As many of you know, I’ve had an ongoing issue with the creative life and how it interacts with social media. For example, here’s a link to my first experiment in withdrawing from Facebook for 99 days. And here’s the link to the result of that 99 day withdrawal.
It turns out that I’m not alone in this, and there is a surprising amount of information emerging about the effects of not only social media, but also email, apps, and a variety of other attention – grabbing online activities.
In the book, “Deep Work”, the author Cal Newport writes about all the ways a person is distracted from work by the temptations of “just let me check my email” or “what are they saying on social media?” It turns out that productivity drops after these brief interludes of attention switching behavior. And while you may think, and I include myself in this, that it’s only for a second or two it turns out that it’s not the activity or the length of the activity or the activity itself that has the impact.
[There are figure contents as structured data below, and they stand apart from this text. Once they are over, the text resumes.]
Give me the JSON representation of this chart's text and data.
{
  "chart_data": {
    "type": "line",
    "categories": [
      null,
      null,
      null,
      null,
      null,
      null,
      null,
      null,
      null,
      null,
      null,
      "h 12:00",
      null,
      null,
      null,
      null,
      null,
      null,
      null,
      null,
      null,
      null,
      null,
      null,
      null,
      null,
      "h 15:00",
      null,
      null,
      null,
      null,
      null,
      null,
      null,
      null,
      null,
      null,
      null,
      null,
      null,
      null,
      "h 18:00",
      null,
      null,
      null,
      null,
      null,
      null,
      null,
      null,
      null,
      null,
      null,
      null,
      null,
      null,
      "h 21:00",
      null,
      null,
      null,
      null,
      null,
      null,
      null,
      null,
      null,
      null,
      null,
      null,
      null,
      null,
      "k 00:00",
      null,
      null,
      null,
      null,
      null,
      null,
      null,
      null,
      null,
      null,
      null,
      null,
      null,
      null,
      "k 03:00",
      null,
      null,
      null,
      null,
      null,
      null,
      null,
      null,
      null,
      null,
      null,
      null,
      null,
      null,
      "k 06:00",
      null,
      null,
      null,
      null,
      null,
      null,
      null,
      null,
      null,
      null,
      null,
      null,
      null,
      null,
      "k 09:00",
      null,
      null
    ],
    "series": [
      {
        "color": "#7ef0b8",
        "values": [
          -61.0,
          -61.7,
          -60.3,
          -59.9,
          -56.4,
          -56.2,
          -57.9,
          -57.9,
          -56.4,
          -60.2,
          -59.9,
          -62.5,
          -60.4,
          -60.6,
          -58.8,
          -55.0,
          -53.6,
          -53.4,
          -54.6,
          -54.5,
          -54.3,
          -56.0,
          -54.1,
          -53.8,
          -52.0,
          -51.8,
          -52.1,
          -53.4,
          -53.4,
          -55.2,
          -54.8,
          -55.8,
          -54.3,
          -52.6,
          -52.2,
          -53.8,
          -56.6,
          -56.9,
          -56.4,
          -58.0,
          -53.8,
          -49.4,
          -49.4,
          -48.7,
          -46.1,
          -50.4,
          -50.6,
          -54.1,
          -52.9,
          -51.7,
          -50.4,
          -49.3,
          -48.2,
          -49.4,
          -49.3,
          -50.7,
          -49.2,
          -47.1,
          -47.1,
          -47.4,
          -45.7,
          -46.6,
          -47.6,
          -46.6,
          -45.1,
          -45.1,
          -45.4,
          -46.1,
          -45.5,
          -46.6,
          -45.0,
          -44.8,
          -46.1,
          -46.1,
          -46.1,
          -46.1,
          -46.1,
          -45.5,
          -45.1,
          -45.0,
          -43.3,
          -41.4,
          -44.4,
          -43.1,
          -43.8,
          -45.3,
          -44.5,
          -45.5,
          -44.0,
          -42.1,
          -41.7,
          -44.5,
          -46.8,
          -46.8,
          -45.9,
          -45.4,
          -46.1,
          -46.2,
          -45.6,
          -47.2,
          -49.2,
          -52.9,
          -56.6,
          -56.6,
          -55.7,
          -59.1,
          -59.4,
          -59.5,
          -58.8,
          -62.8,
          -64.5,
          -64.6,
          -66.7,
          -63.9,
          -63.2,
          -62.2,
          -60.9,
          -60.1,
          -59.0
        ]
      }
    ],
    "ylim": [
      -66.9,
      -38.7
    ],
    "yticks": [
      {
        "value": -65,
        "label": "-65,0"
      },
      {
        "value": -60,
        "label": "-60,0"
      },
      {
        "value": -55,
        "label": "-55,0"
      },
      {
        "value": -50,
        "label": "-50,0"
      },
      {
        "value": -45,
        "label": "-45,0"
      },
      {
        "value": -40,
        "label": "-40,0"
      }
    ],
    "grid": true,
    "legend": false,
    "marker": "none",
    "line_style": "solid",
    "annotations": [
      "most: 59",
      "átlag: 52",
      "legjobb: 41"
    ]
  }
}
It’s the act of switching attention that has a negative impact on the work you’re doing.
The key to ongoing creativity then appears to be a concentration of time and energy on the task at hand rather than a bouncing in and out of that task.
And yes, while we all understand that’s probably true, the siren song of social media and email lures us into the false belief that we can switch our attention spans and not pay a price for that.
I am as guilty of this as any of you are. Up until I heard the NPR Hidden Brain Podcast and browsed the book, I believed that it was just a few seconds to pop in and out and I freely admit my addiction to email. I am less addicted to social media than email, but I still managed to drop in once or twice a day. And the truth be told, this is normally during what I would consider my work or writing hours rather than the time after I shut the computer down and leave the office.
So what’s this mean?
I think it means two things:
- the first is that I have to set a schedule for when I check email and social media.
- the second is that I have to learn how to stick to that schedule and forget the “it will only take a second” mentality.
- and finally, I have to get this habit and some new work techniques ingrained so deeply into my work day I regain my focus on writing and creating new work.
I hope you appreciate that this is all brand-new, and I have no idea how this will work in practice. I suspect cutting back on social media will be easier than cutting back on my email addiction.
I’ll have get back to you about this for me.
But do you folks find yourselves popping in an out of social media or email and does it reduce the amount of real work you get done?